With this decision I lost some friends, very good friends. I also lost a dream I thought was ready to take off. It was a price of my choice to follow God. Judgment and condemnation were there again. This time because I chose to build, not to destroy. It took me through pain and hurt again. I can only say that last year was one of the hardest years in my life. I think it was the hardest. Constant pain, hurt, rejection, condemnation, judgment was always there where ever I turned. Shame and quilt was next to me reminding about my mistakes and causing me to regret so many decisions in my life. But it also brought out me. In the end I realized that no matter what I do there will always be those who stay with me and those who won’t. I can’t count on people, not even friends, when it’s about my life, which I’m living. Only those who stay with me through ups and downs and really love me can really speak into my life.
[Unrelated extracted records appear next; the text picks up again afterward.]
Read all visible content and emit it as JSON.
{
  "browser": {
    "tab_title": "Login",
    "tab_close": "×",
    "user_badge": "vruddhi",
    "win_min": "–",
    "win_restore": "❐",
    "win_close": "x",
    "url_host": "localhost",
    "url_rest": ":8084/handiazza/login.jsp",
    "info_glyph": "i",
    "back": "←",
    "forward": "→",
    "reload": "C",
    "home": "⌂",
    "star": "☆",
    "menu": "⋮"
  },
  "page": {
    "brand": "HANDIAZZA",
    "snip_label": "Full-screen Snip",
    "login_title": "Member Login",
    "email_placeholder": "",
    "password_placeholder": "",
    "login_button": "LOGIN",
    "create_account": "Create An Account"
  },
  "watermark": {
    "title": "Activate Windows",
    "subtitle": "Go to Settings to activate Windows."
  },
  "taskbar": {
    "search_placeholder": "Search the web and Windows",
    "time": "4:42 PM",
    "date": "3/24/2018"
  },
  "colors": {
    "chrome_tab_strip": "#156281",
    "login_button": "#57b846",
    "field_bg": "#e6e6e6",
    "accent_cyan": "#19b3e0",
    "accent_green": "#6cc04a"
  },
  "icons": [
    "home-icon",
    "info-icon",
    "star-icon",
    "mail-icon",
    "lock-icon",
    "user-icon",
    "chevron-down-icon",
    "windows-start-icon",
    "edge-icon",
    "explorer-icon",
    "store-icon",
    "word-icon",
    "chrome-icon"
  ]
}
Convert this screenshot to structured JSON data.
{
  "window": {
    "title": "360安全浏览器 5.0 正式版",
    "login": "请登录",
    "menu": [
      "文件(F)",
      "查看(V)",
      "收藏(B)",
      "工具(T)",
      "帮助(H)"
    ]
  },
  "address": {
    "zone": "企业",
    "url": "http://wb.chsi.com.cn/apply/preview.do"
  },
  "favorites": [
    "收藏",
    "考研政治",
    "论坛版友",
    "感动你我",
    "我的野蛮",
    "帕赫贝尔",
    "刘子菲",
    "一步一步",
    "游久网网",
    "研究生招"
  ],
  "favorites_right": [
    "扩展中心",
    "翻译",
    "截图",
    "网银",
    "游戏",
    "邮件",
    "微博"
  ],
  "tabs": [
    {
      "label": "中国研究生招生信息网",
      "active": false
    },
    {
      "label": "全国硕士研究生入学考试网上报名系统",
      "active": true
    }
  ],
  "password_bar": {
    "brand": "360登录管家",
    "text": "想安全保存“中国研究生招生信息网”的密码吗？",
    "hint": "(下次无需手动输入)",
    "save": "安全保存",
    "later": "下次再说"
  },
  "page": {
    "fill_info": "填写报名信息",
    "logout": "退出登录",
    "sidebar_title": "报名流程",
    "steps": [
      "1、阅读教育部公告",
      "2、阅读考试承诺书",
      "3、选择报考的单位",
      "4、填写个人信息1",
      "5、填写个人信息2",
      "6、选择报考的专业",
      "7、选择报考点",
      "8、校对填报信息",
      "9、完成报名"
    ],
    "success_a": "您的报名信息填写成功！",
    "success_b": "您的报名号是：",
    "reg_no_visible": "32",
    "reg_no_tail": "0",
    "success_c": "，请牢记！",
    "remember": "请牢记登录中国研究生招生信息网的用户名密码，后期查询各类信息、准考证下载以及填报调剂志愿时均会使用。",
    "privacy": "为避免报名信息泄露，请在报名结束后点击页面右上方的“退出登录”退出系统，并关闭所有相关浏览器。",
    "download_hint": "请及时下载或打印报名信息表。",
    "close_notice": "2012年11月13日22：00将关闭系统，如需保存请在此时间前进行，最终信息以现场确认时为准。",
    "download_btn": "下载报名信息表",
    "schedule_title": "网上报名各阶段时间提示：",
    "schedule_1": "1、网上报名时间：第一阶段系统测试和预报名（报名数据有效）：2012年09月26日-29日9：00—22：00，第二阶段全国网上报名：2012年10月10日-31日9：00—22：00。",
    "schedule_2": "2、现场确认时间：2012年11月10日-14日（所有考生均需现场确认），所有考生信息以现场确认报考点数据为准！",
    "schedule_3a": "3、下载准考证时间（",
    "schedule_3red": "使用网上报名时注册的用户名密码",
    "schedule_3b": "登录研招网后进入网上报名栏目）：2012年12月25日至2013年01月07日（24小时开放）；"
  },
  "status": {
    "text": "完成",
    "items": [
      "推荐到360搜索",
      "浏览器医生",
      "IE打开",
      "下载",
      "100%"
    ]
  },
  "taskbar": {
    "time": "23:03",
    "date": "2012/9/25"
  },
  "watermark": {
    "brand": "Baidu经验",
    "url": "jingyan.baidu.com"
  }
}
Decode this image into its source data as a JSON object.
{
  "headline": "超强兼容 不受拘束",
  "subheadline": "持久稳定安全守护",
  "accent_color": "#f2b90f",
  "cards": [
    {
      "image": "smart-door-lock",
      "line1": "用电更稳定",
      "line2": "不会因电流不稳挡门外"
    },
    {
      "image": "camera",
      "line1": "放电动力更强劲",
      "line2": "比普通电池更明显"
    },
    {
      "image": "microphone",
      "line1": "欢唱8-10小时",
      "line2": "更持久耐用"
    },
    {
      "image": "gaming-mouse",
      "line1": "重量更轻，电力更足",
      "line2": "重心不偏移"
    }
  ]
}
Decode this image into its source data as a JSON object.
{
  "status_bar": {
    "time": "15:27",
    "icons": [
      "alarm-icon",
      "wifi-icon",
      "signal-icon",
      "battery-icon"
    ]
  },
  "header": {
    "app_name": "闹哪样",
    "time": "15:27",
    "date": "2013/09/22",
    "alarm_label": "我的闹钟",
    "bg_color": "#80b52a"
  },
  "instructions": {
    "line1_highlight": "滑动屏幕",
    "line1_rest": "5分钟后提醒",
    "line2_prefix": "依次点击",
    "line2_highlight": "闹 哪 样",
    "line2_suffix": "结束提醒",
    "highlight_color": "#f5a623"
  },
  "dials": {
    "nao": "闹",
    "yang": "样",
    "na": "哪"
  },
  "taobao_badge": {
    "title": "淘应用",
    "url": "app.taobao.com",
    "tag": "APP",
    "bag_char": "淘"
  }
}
In the end of year 2013 and beginning of this year I realized that all I had was shifted. Everything. My life wasn’t the same anymore. And that brought me peace and joy. I knew all would be great with God. We are still living a short of separation in separated rooms, but taking care of all together. There is peace in the house and we both are ourselves putting trust on God. We are not perfect, but human loved by God. We are building little by little. This is only thing, which is left. And actually even this has shifted. It’s a new year and it brought us into a new place, literally.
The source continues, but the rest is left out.